More than a week after the buyout, on the face of it, there is hardly any noticeable change in the way the social media platform functions, but the new management has brought some sweeping changes at the organizational level. Twitter is undergoing a major transformation – from the exit of top executives and mass layoffs to a change in subscription rules and new content policy. Some of the reforms have invited criticism from various quarters.
What started as a leadership shakeup developed into a large-scale workforce reduction, in which close to 50% of the employees lost their jobs. The compensation of the remaining employees, whose packages include stock options, is set to change due to the delisting of the stock. The cost-cutting initiative was complemented by the introduction of paid subscription service that would help deliver better return on investment.

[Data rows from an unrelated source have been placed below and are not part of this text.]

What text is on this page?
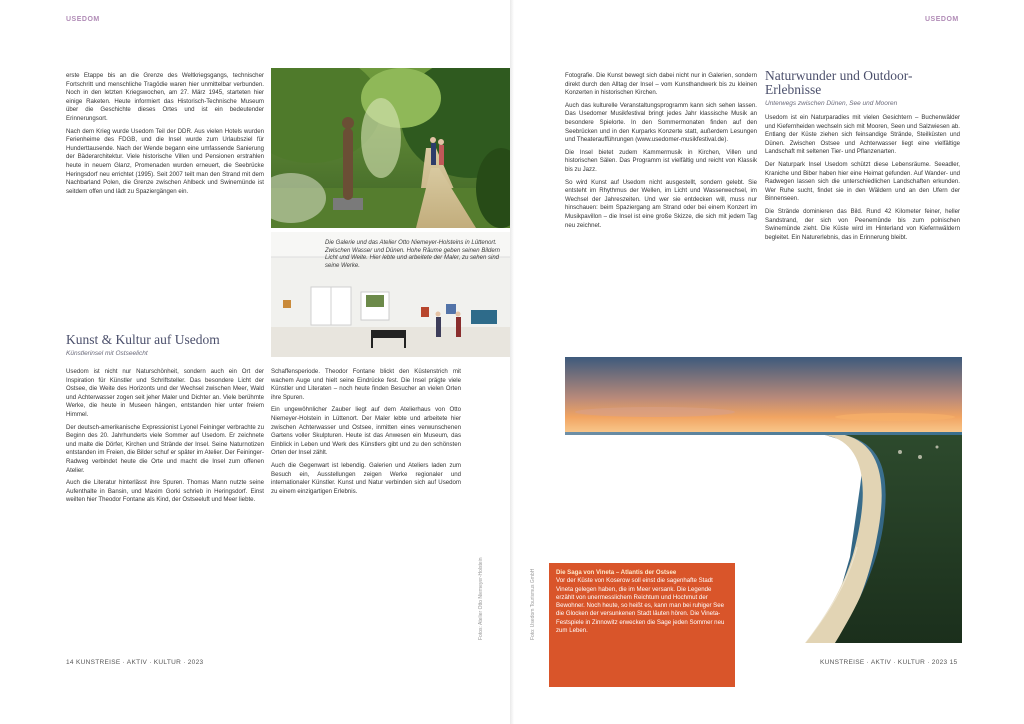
USEDOM	USEDOM

erste Etappe bis an die Grenze des Weltkriegsgangs, technischer Fortschritt und menschliche Tragödie waren hier unmittelbar verbunden. Noch in den letzten Kriegswochen, am 27. März 1945, starteten hier einige Raketen. Heute informiert das Historisch-Technische Museum über die Geschichte dieses Ortes und ist ein bedeutender Erinnerungsort.

Nach dem Krieg wurde Usedom Teil der DDR. Aus vielen Hotels wurden Ferienheime des FDGB, und die Insel wurde zum Urlaubsziel für Hunderttausende. Nach der Wende begann eine umfassende Sanierung der Bäderarchitektur. Viele historische Villen und Pensionen erstrahlen heute in neuem Glanz, Promenaden wurden erneuert, die Seebrücke Heringsdorf neu errichtet (1995). Seit 2007 teilt man den Strand mit dem Nachbarland Polen, die Grenze zwischen Ahlbeck und Swinemünde ist seitdem offen und lädt zu Spaziergängen ein.

Kunst & Kultur auf Usedom
Künstlerinsel mit Ostseelicht

Usedom ist nicht nur Naturschönheit, sondern auch ein Ort der Inspiration für Künstler und Schriftsteller. Das besondere Licht der Ostsee, die Weite des Horizonts und der Wechsel zwischen Meer, Wald und Achterwasser zogen seit jeher Maler und Dichter an. Viele berühmte Werke, die heute in Museen hängen, entstanden hier unter freiem Himmel.

Der deutsch-amerikanische Expressionist Lyonel Feininger verbrachte zu Beginn des 20. Jahrhunderts viele Sommer auf Usedom. Er zeichnete und malte die Dörfer, Kirchen und Strände der Insel. Seine Naturnotizen entstanden im Freien, die Bilder schuf er später im Atelier. Der Feininger-Radweg verbindet heute die Orte und macht die Insel zum offenen Atelier.

Auch die Literatur hinterlässt ihre Spuren. Thomas Mann nutzte seine Aufenthalte in Bansin, und Maxim Gorki schrieb in Heringsdorf. Einst weilten hier Theodor Fontane als Kind, der Ostseeluft und Meer liebte.

Die Galerie und das Atelier Otto Niemeyer-Holsteins in Lüttenort. Zwischen Wasser und Dünen. Hohe Räume geben seinen Bildern Licht und Weite. Hier lebte und arbeitete der Maler, zu sehen sind seine Werke.

Schaffensperiode. Theodor Fontane blickt den Küstenstrich mit wachem Auge und hielt seine Eindrücke fest. Die Insel prägte viele Künstler und Literaten – noch heute finden Besucher an vielen Orten ihre Spuren.

Ein ungewöhnlicher Zauber liegt auf dem Atelierhaus von Otto Niemeyer-Holstein in Lüttenort. Der Maler lebte und arbeitete hier zwischen Achterwasser und Ostsee, inmitten eines verwunschenen Gartens voller Skulpturen. Heute ist das Anwesen ein Museum, das Einblick in Leben und Werk des Künstlers gibt und zu den schönsten Orten der Insel zählt.

Auch die Gegenwart ist lebendig. Galerien und Ateliers laden zum Besuch ein, Ausstellungen zeigen Werke regionaler und internationaler Künstler. Kunst und Natur verbinden sich auf Usedom zu einem einzigartigen Erlebnis.

Fotos: Atelier Otto Niemeyer-Holstein
14 KUNSTREISE · AKTIV · KULTUR · 2023
Foto: Usedom Tourismus GmbH

Fotografie. Die Kunst bewegt sich dabei nicht nur in Galerien, sondern direkt durch den Alltag der Insel – vom Kunsthandwerk bis zu kleinen Konzerten in historischen Kirchen.

Auch das kulturelle Veranstaltungsprogramm kann sich sehen lassen. Das Usedomer Musikfestival bringt jedes Jahr klassische Musik an besondere Spielorte. In den Sommermonaten finden auf den Seebrücken und in den Kurparks Konzerte statt, außerdem Lesungen und Theateraufführungen (www.usedomer-musikfestival.de).

Die Insel bietet zudem Kammermusik in Kirchen, Villen und historischen Sälen. Das Programm ist vielfältig und reicht von Klassik bis zu Jazz.

So wird Kunst auf Usedom nicht ausgestellt, sondern gelebt. Sie entsteht im Rhythmus der Wellen, im Licht und Wasserwechsel, im Wechsel der Jahreszeiten. Und wer sie entdecken will, muss nur hinschauen: beim Spaziergang am Strand oder bei einem Konzert im Musikpavillon – die Insel ist eine große Skizze, die sich mit jedem Tag neu zeichnet.

Naturwunder und Outdoor-Erlebnisse
Unterwegs zwischen Dünen, See und Mooren

Usedom ist ein Naturparadies mit vielen Gesichtern – Buchenwälder und Kiefernheiden wechseln sich mit Mooren, Seen und Salzwiesen ab. Entlang der Küste ziehen sich feinsandige Strände, Steilküsten und Dünen. Zwischen Ostsee und Achterwasser liegt eine vielfältige Landschaft mit seltenen Tier- und Pflanzenarten.

Der Naturpark Insel Usedom schützt diese Lebensräume. Seeadler, Kraniche und Biber haben hier eine Heimat gefunden. Auf Wander- und Radwegen lassen sich die unterschiedlichen Landschaften erkunden. Wer Ruhe sucht, findet sie in den Wäldern und an den Ufern der Binnenseen.

Die Strände dominieren das Bild. Rund 42 Kilometer feiner, heller Sandstrand, der sich von Peenemünde bis zum polnischen Swinemünde zieht. Die Küste wird im Hinterland von Kiefernwäldern begleitet. Ein Naturerlebnis, das in Erinnerung bleibt.

Die Saga von Vineta – Atlantis der Ostsee
Vor der Küste von Koserow soll einst die sagenhafte Stadt Vineta gelegen haben, die im Meer versank. Die Legende erzählt von unermesslichem Reichtum und Hochmut der Bewohner. Noch heute, so heißt es, kann man bei ruhiger See die Glocken der versunkenen Stadt läuten hören. Die Vineta-Festspiele in Zinnowitz erwecken die Sage jeden Sommer neu zum Leben.
KUNSTREISE · AKTIV · KULTUR · 2023 15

Post-buyout, there has been a decline in advertisements as some of the major advertisers chose to keep away from Twitter, probably in response to the aggressive reforms. That’s bad news for Musk who is already concerned about the mass exodus of Twitter users. Initiatives aimed at promoting free speech on the platform and the constitution of a content moderation council to keep a tab on ideas shared on Twitter look innovative, but it needs to be seen how users would respond to them.

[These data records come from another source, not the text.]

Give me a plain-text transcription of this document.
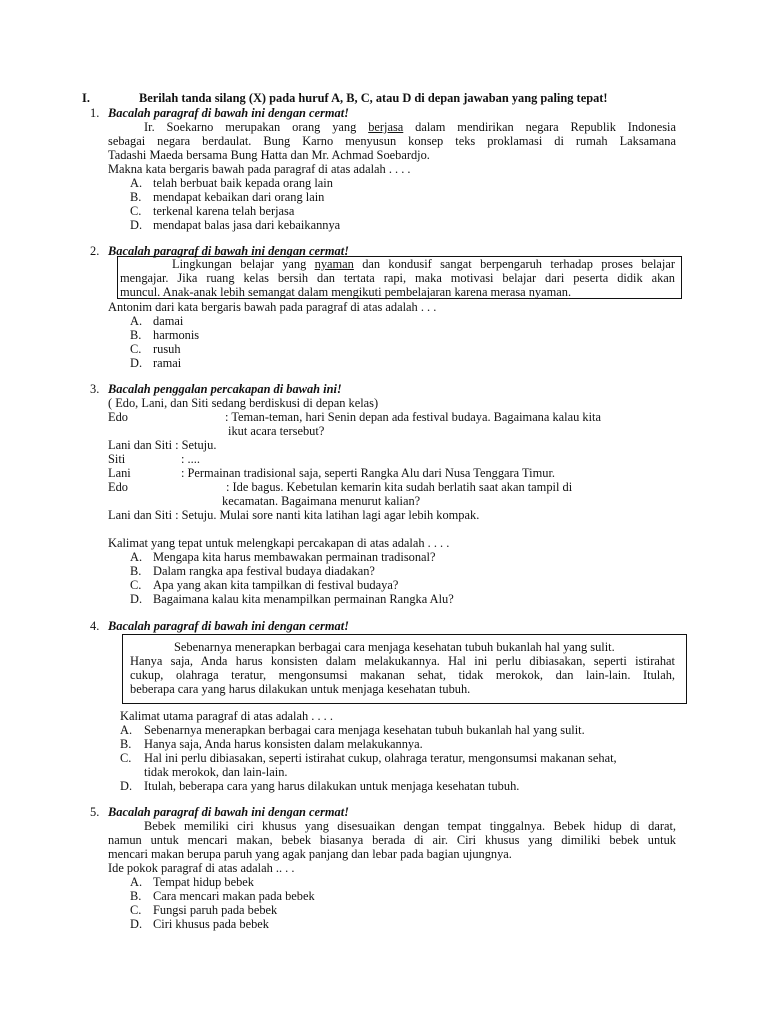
I.	Berilah tanda silang (X) pada huruf A, B, C, atau D di depan jawaban yang paling tepat!
1. Bacalah paragraf di bawah ini dengan cermat!
Ir. Soekarno merupakan orang yang berjasa dalam mendirikan negara Republik Indonesia
sebagai negara berdaulat. Bung Karno menyusun konsep teks proklamasi di rumah Laksamana
Tadashi Maeda bersama Bung Hatta dan Mr. Achmad Soebardjo.
Makna kata bergaris bawah pada paragraf di atas adalah . . . .
A. telah berbuat baik kepada orang lain
B. mendapat kebaikan dari orang lain
C. terkenal karena telah berjasa
D. mendapat balas jasa dari kebaikannya
2. Bacalah paragraf di bawah ini dengan cermat!
Lingkungan belajar yang nyaman dan kondusif sangat berpengaruh terhadap proses belajar
mengajar. Jika ruang kelas bersih dan tertata rapi, maka motivasi belajar dari peserta didik akan
muncul. Anak-anak lebih semangat dalam mengikuti pembelajaran karena merasa nyaman.
Antonim dari kata bergaris bawah pada paragraf di atas adalah . . .
A. damai
B. harmonis
C. rusuh
D. ramai
3. Bacalah penggalan percakapan di bawah ini!
( Edo, Lani, dan Siti sedang berdiskusi di depan kelas)
Edo	: Teman-teman, hari Senin depan ada festival budaya. Bagaimana kalau kita
ikut acara tersebut?
Lani dan Siti : Setuju.
Siti	: ....
Lani	: Permainan tradisional saja, seperti Rangka Alu dari Nusa Tenggara Timur.
Edo	: Ide bagus. Kebetulan kemarin kita sudah berlatih saat akan tampil di
kecamatan. Bagaimana menurut kalian?
Lani dan Siti : Setuju. Mulai sore nanti kita latihan lagi agar lebih kompak.
Kalimat yang tepat untuk melengkapi percakapan di atas adalah . . . .
A. Mengapa kita harus membawakan permainan tradisonal?
B. Dalam rangka apa festival budaya diadakan?
C. Apa yang akan kita tampilkan di festival budaya?
D. Bagaimana kalau kita menampilkan permainan Rangka Alu?
4. Bacalah paragraf di bawah ini dengan cermat!
Sebenarnya menerapkan berbagai cara menjaga kesehatan tubuh bukanlah hal yang sulit.
Hanya saja, Anda harus konsisten dalam melakukannya. Hal ini perlu dibiasakan, seperti istirahat
cukup, olahraga teratur, mengonsumsi makanan sehat, tidak merokok, dan lain-lain. Itulah,
beberapa cara yang harus dilakukan untuk menjaga kesehatan tubuh.
Kalimat utama paragraf di atas adalah . . . .
A. Sebenarnya menerapkan berbagai cara menjaga kesehatan tubuh bukanlah hal yang sulit.
B. Hanya saja, Anda harus konsisten dalam melakukannya.
C. Hal ini perlu dibiasakan, seperti istirahat cukup, olahraga teratur, mengonsumsi makanan sehat,
tidak merokok, dan lain-lain.
D. Itulah, beberapa cara yang harus dilakukan untuk menjaga kesehatan tubuh.
5. Bacalah paragraf di bawah ini dengan cermat!
Bebek memiliki ciri khusus yang disesuaikan dengan tempat tinggalnya. Bebek hidup di darat,
namun untuk mencari makan, bebek biasanya berada di air. Ciri khusus yang dimiliki bebek untuk
mencari makan berupa paruh yang agak panjang dan lebar pada bagian ujungnya.
Ide pokok paragraf di atas adalah .. . .
A. Tempat hidup bebek
B. Cara mencari makan pada bebek
C. Fungsi paruh pada bebek
D. Ciri khusus pada bebek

While the benefits and disadvantages of a business being private are debatable, Musk has often expressed his support for it, to the extent that there was a time when he seriously mulled taking Tesla private. Interestingly, Tesla has achieved robust growth and eventually become the biggest EV player, something it might not have done as a non-listed company.
Unlike Tesla, Twitter is a platform where ideas from across the world are shared, making it a powerful medium capable of influencing the cultural and political views of society. In that respect, the company stands out among its social media peers like Facebook and TikTok.
Against this backdrop, going private is a significant move because the new owner would enjoy a bigger control over Twitter. In the absence of quarterly-reporting obligation and regulatory scrutiny, Musk has ample freedom to implement his free-speech policy. Moreover, now there is no need to consider shareholders’ opinions while taking major decisions. There are concerns that the shift to ‘free speech’ from ‘political correctness’ would set the stage for hate speech and racist comments on Twitter. It is likely that users who pay for the blue tick service would use the medium for propaganda.
A potential challenge facing the new management would be the timely repayment of loans taken to fund the acquisition, since creditors would be very strict in their dealings due to the company’s ‘private’ status. Meanwhile, a regulatory filing this week showed that Musk has sold Tesla shares worth around $4 billion.
Going forward, banks will keep a track of the financial health of Twitter, which has often struggled to stay consistently profitable. In the most recent quarter, it incurred a loss of $0.08 per share on an adjusted basis, reflecting a modest decline in revenues to $1.18 billion. Advertising accounted for more than 90% of total revenues.